Aislin O’Connor is a Millennial success story. Within just 10 years she’d gone from graduating from the University of San Francisco (in 2010) with a politics degree, to securing a top job in Silicon Valley, via the real estate/finance sector, an MBA from the Oxford Saïd Business School, and a job with Wells Fargo in 2015 working with tech firms in San Francisco, while also advising London-based startup inploi. ‘I definitely haven’t taken a direct route to my current role,’ she says. ‘Instead, it’s been like a meandering stairway.’
You’ve had quite a non-linear career path…
It’s been a real strength. The MBA especially propelled my career more than anything I’ve ever done. With classmates from 50 different countries, it exposed me to different viewpoints, which has really helped in the way I relate with companies. It also gave me an excellent network. Today, if I need a biotech expert because I’m working with a firm in that sector, I know exactly who to contact.
Is gender equality in Silicon Valley’s tech sector improving?
I think women are having a hard time [only 20% of Google engineers are female, while key figures such as Facebook COO Sheryl Sandberg have detailed their sexual harassment; see Emily Chang’s book Brotopia for an excellent exposé of Silicon Valley’s macho culture]. But over the last two years, companies are becoming more aware these issues exist. Tech is also famous for not funding female-founded ventures on the same level as male counterparts.

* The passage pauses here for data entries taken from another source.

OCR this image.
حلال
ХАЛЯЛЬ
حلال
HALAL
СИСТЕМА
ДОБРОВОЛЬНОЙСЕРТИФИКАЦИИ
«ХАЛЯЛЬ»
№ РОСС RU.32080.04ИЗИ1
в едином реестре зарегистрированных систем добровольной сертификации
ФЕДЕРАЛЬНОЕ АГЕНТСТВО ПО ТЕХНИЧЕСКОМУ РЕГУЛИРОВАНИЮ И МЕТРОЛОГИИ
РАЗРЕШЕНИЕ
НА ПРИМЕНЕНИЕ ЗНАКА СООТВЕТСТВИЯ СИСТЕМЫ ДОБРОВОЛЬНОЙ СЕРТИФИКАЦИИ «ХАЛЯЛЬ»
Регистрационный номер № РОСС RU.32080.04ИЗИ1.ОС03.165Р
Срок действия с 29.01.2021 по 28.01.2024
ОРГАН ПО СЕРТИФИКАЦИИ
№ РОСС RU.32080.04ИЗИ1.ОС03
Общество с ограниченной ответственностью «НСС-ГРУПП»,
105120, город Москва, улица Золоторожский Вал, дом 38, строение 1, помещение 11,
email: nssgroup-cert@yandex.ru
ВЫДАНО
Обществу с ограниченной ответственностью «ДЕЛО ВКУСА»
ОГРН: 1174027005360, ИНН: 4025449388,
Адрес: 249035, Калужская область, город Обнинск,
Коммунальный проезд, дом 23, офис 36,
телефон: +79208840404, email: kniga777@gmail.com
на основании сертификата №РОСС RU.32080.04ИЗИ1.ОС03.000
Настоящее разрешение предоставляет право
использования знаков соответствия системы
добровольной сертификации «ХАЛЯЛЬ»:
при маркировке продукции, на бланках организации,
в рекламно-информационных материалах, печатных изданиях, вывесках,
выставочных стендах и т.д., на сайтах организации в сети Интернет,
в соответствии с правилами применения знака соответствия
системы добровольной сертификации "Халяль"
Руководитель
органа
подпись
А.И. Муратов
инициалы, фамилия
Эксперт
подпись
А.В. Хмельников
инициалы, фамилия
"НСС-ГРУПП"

If there was greater gender parity in tech, might products be better designed for women?
Yes! There’s a real gap when it comes to car tech [when a woman is involved in a car crash, she is 47% more likely to be seriously injured, largely because cars and crash-test dummies have been designed using dimensions based on the ‘average’ male]. I agree that with better equality, we’d have more products and better ideas for women, and also, people from different countries too.
Is part of the problem that there aren’t enough female computer science graduates?
I would say early education – not the university stage – could be part of this ‘pipeline’ problem. The only award I ever won at school was in statistics. If a teacher had pulled me away and said, ‘You’re very good with numbers’, I would have gone down a different path, perhaps in economics. Many young women are shaped culturally early on in their lives due to how others view them.
What’s the best way for women to future-proof their careers, amid increasing automation?
The journalist Michael Malone argues that the more tech we have in our lives, the more skillsets such as storytelling will be valued. Why? Because you can create incredible technology, but if you can’t tell a story to your audience, or explain how it works, you won’t have a market for it.
What will you be speaking about at the 2020 Everywoman Tech Forum?
‘Creating Lasting Change’. For a company to thrive, it needs to create a culture of true diversity that’s comfortable for all parties, not just gender diversity. Closing the funding gap for women in technology and reaching parity (with men) will be the big issue over the next decade.
What are your networking tips?
The way I view networking – and the world – is that we’re all part of a spider’s web. There are interconnections between different companies, cultures and ideas. When I meet somebody who works in a field I don’t know much about, I’m willing to make connections to others I’ve previously met in that space.